Mesele İmamoğlu değildi 

Meselenin İmamoğlu olmadığını dile getiren Selda Salman, “ Bu zamana kadar birçok şeyi Gezi Parkı süreciyle kıyasladık. Bu mesele üç-beş ağaç meselesi değil dediler ya bu olaylar da sadece Ekrem İmamoğlu meselesi değildi. Ben TİP üyesiyim. Burada halkın iradesine bir darbe vardı. Tıpkı seçilmiş milletvekilimiz Can Atalay’ın yıllardır tutuklu kalması gibi.

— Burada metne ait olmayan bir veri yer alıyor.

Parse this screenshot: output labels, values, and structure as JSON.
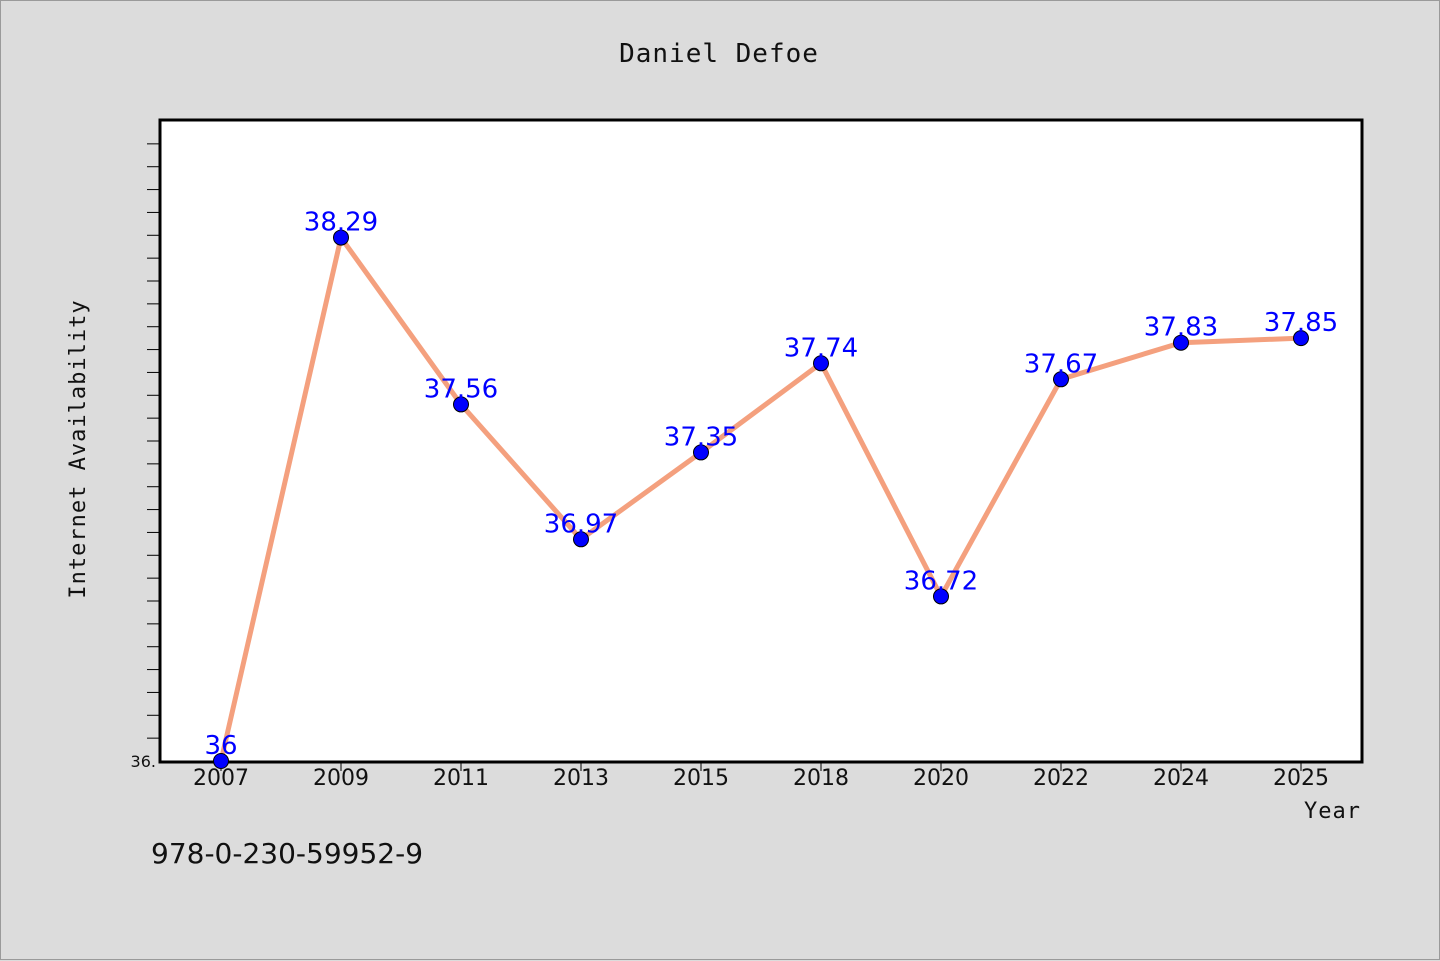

Elbette bu süreçte simgeleşen isimler var onların mücadelesi bizim için çok kıymetli ama 19 Mart’tan sonra gençlerin etkisiyle bu zincir kırıldı.  2023 Genel Seçimlerinden sonra oluşan suskunluk ve umutsuzluk, 19 Mart itibarıyla kırılmaya başladı. Üniversitelerde, hatta liselerde bu tepkilerin devam edeceğini düşünüyorum. Çünkü insanlar bir kıvılcım bekliyordu, 19 Mart’ta o kıvılcım da gençlik tarafından ateşlendi. İyi ki de gençlik ateşlendi! Bundan sonra da hep birlikte mücadeleye yürüteceğiz. Türkiye çok çalkantılı bir yer. Selçuk Kozağaçlı bir gün serbest bırakılıyor, ertesi gün tekrar tutuklanıyor. Mecliste bir şeyler görüşülüyor. Her şey çok öngörülemez. Çok fazla tespitimiz var ama ne olursa olsun hep mücadele etmek zorunda kalacağız” dedi.